Photograph of red-leaved tree in sunlight on Mogollon Rim, Arizona. Photo by Gary Garner. Credit: U.S. Forest Service, Southwestern Region, Coconino National Forest.
Fall color on the Mogollon Rim, Arizona, October 2009. Photo by Gary Garner. Credit: U.S. Forest Service, Southwestern Region, Coconino National Forest. Shared under a Creative Commons license.

This is one of my very favorite times of year; on sunny days, the low-angle sunlight makes the colorful leaves on the trees glow. “Season of mists and mellow fruitfulness,” Keats wrote in his poem “To Autumn,” but it’s also the season of some interesting chemistry. To celebrate the brilliant hues of Northern Hemisphere autumn, today we’ll look at the names of the chemicals that give the leaves their color.

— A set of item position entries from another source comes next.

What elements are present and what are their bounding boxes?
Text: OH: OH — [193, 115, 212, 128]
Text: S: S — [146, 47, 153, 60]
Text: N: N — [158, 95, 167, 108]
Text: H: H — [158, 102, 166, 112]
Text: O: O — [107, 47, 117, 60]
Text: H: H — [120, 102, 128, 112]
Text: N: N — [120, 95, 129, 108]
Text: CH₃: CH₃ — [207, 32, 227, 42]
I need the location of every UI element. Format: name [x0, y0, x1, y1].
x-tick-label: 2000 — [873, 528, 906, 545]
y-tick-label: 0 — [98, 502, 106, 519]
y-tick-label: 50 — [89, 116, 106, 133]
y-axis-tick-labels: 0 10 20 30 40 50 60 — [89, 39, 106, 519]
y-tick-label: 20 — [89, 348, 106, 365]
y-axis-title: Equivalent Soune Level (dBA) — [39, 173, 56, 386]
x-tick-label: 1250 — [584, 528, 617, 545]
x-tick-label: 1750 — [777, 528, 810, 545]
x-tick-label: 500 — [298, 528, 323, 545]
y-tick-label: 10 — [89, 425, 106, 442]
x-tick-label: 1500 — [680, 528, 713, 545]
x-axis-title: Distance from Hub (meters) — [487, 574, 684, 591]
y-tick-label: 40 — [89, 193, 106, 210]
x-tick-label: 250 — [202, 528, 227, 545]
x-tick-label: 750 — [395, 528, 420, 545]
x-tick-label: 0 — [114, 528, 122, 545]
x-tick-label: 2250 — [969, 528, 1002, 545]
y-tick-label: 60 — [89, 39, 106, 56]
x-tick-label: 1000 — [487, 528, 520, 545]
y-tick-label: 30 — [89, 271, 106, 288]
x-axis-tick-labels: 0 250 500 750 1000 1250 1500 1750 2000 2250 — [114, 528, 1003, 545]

The green in leaves in the spring and summer comes from chlorophyll, the chemical that makes photosynthesis possible. The word chlorophyll was coined in the early 19th century. It has two Greek roots. Khloros means pale green, and phyllon means leaf. (That one also appears in phyllosilicate, which describes clay minerals with thin sheets, or leaves, of silica; it also appears in phyllo dough.)

Leaves also contain carotenoids during much of their lifetimes. These pigments provide yellow, red, and orange colors in the plant world. For example, in about six months we’ll be seeing the cheery yellow of a carotenoid in daffodils. As some fruits mature, we see the chlorophyll slowly disappear as the green fruit ripens to yellow, orange, or red. You may have heard of lycopenes or β-carotene, which are considered micronutrients in foods. (I talked about lycopenes and their unlikely etymological connection to wolves in an earlier post.) The words carotene and carotenoid come from carote, the Latin word for that iconic orange vegetable, the carrot.

Something similar to the ripening of fruit happens in leaves in the fall: as trees prepare for winter and shut down photosynthesis in their leaves, the chlorophyll fades away and the carotenoids that they contain become more obvious. In addition, some fruits and many trees also begin to produce another pigment, anthocyanin, in response to the shorter days of fall. It also contributes to the colors of the fall foliage as the chlorophyll disappears. Anthocyanin, like chlorophyll, comes from two Greek roots: anthos, for flower, and kuanos, for blue.

So now you know what sets the woods and tree-lined streets ablaze: the chlorophyll is disappearing, and the carotenoids and anthocyanin are shining forth. It goes by fast; enjoy!